Terremoto nelle acque di Villasimius, scossa tra isola dei Cavoli e Serpentara

La scossa è stata impercettibile, magnitudo 1,5 a tre chilometri di profondità, ma non è sfuggita ai costanti controlli dell’Istituto nazionale di geofisica e vulcanologia che col suo Centro nazionale terremoti registra tutti i movimenti della terra. Alle 21.21 di sabato sera la scossa è stata localizzata nelle acque di Villasimius, nel cuore dell’Area marina protetta di Capo Carbonara, praticamente a metà tra l’isola dei Cavoli e quella di Serpentara (nella foto sotto, l’epicentro).
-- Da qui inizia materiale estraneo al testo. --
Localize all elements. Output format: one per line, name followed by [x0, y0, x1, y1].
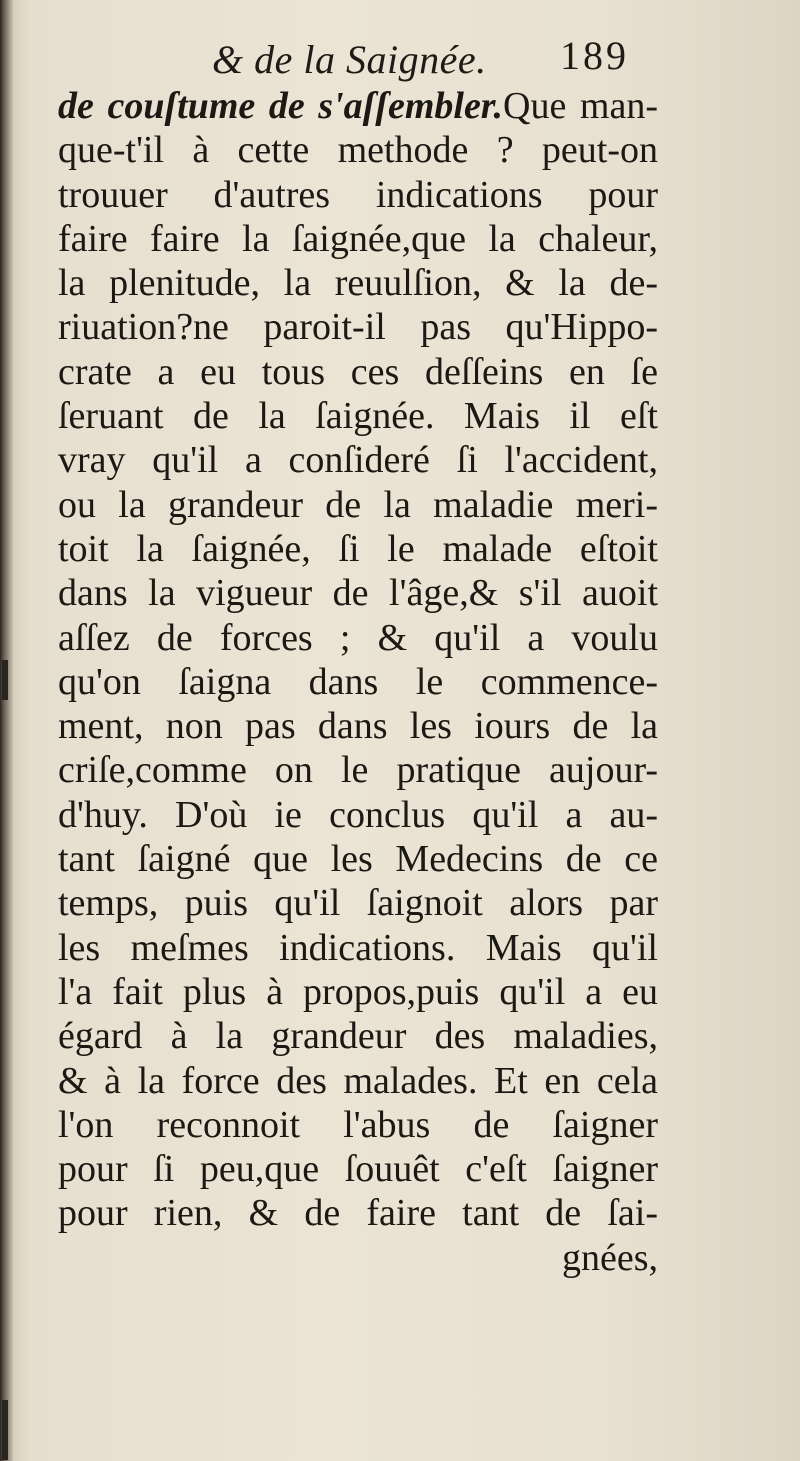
- text-line: temps, puis qu'il ſaignoit alors par: [58, 882, 658, 925]
- text-line: pour ſi peu,que ſouuêt c'eſt ſaigner: [58, 1148, 658, 1191]
- text-line: faire faire la ſaignée,que la chaleur,: [58, 217, 658, 260]
- text-line: tant ſaigné que les Medecins de ce: [58, 838, 658, 881]
- text-line: les meſmes indications. Mais qu'il: [58, 926, 658, 969]
- binding-mark: [2, 1400, 8, 1460]
- text-line: crate a eu tous ces deſſeins en ſe: [58, 350, 658, 393]
- text-line: égard à la grandeur des maladies,: [58, 1015, 658, 1058]
- text-line: qu'on ſaigna dans le commence-: [58, 660, 658, 703]
- text-line: toit la ſaignée, ſi le malade eſtoit: [58, 527, 658, 570]
- text-line: aſſez de forces ; & qu'il a voulu: [58, 616, 658, 659]
- running-head: [0, 32, 800, 88]
- text-line: vray qu'il a conſideré ſi l'accident,: [58, 439, 658, 482]
- text-fragment: Que man-: [503, 85, 658, 127]
- text-line: la plenitude, la reuulſion, & la de-: [58, 262, 658, 305]
- text-line: l'a fait plus à propos,puis qu'il a eu: [58, 970, 658, 1013]
- body-text: [58, 84, 658, 1280]
- running-title: & de la Saignée.: [212, 37, 487, 82]
- text-line: ment, non pas dans les iours de la: [58, 705, 658, 748]
- text-line: [58, 84, 658, 128]
- binding-mark: [2, 660, 8, 700]
- text-line: trouuer d'autres indications pour: [58, 173, 658, 216]
- catchword: gnées,: [561, 1236, 658, 1279]
- text-line: dans la vigueur de l'âge,& s'il auoit: [58, 572, 658, 615]
- text-line: pour rien, & de faire tant de ſai-: [58, 1192, 658, 1235]
- text-line: ou la grandeur de la maladie meri-: [58, 483, 658, 526]
- text-line: d'huy. D'où ie conclus qu'il a au-: [58, 793, 658, 836]
- text-line: & à la force des malades. Et en cela: [58, 1059, 658, 1102]
- page-number: 189: [560, 33, 629, 78]
- text-line: ſeruant de la ſaignée. Mais il eſt: [58, 395, 658, 438]
- text-line: l'on reconnoit l'abus de ſaigner: [58, 1103, 658, 1146]
- italic-phrase: de couſtume de s'aſſembler.: [58, 85, 503, 127]
- text-line: que-t'il à cette methode ? peut-on: [58, 129, 658, 172]
- text-line: criſe,comme on le pratique aujour-: [58, 749, 658, 792]
- text-line: riuation?ne paroit-il pas qu'Hippo-: [58, 306, 658, 349]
La Sardegna è una terra antica e solida, con bassissimo rischio sismico, ma qualche scossa è sempre stata registrata. La più forte fu nel 2000 a largo di Capo Comino, due scosse di magnitudo 4,2 e 4,8 fecero spaventare migliaia di persone tra la Gallura e le Baronie. A Cagliari il più antico terremoto registrato è quello del 4 giugno 1616, ricordato da una lapide nella sagrestia del Duomo, ma una scossa fu sentita da tutti gli abitanti del capoluogo anche nell’agosto 1977. sempre a causa dei movimenti del vulcano Quirino, al largo di Sant’Antioco, che più volte ha fatto ballare la Sardegna meridionale. Le scosse più recenti erano state registrate nel 2015 sotto Telti, ma nel piccolo centro gallurese nessuno se ne accorse: anche allora solo i sismografi notarono il lieve terremoto.

Sulla scossa al largo di Villasimius interviene il direttore dell’Area marina protetta di Capo Carbonara. “Questi fenomeni sono ovviamente naturali, dovuti al movimento della crosta terrestre ma a livello di impatto sull’ambiente marino costiero e sulla biodiversità non creano problemi – assicura Fabrizio Atzori -. Si parla di una scossa avvenuta a circa 1000 metri tra l’isola di Serpentara e l’isola dei Cavoli, il cui substrato è pressoché fangoso-misto ciottoli con scarsa biodiversità. In quel tratto di mare sono più frequenti i passaggi di balenottere, capodogli, ovvero specie che non vivono a contatto con il substrato”. La profondità del movimento tellurico ha a ridotto i potenziali rischi, che altrimenti sarebbero potuti esserci per i pesci. “Potrebbe essere un lieve pericolo se la scossa avvenisse a basse profondità (30-40 metri) dove abbiamo un elevato numero di specie che abitano a contatto con il substrato oppure nelle immediate vicinanze o egli anfratti (vedi cernie, corvine) – conclude il direttore dell’Amp -. Una rottura di una parte di roccia potrebbe provocare il collassamento di quell’area e  intrappolare gli animali”.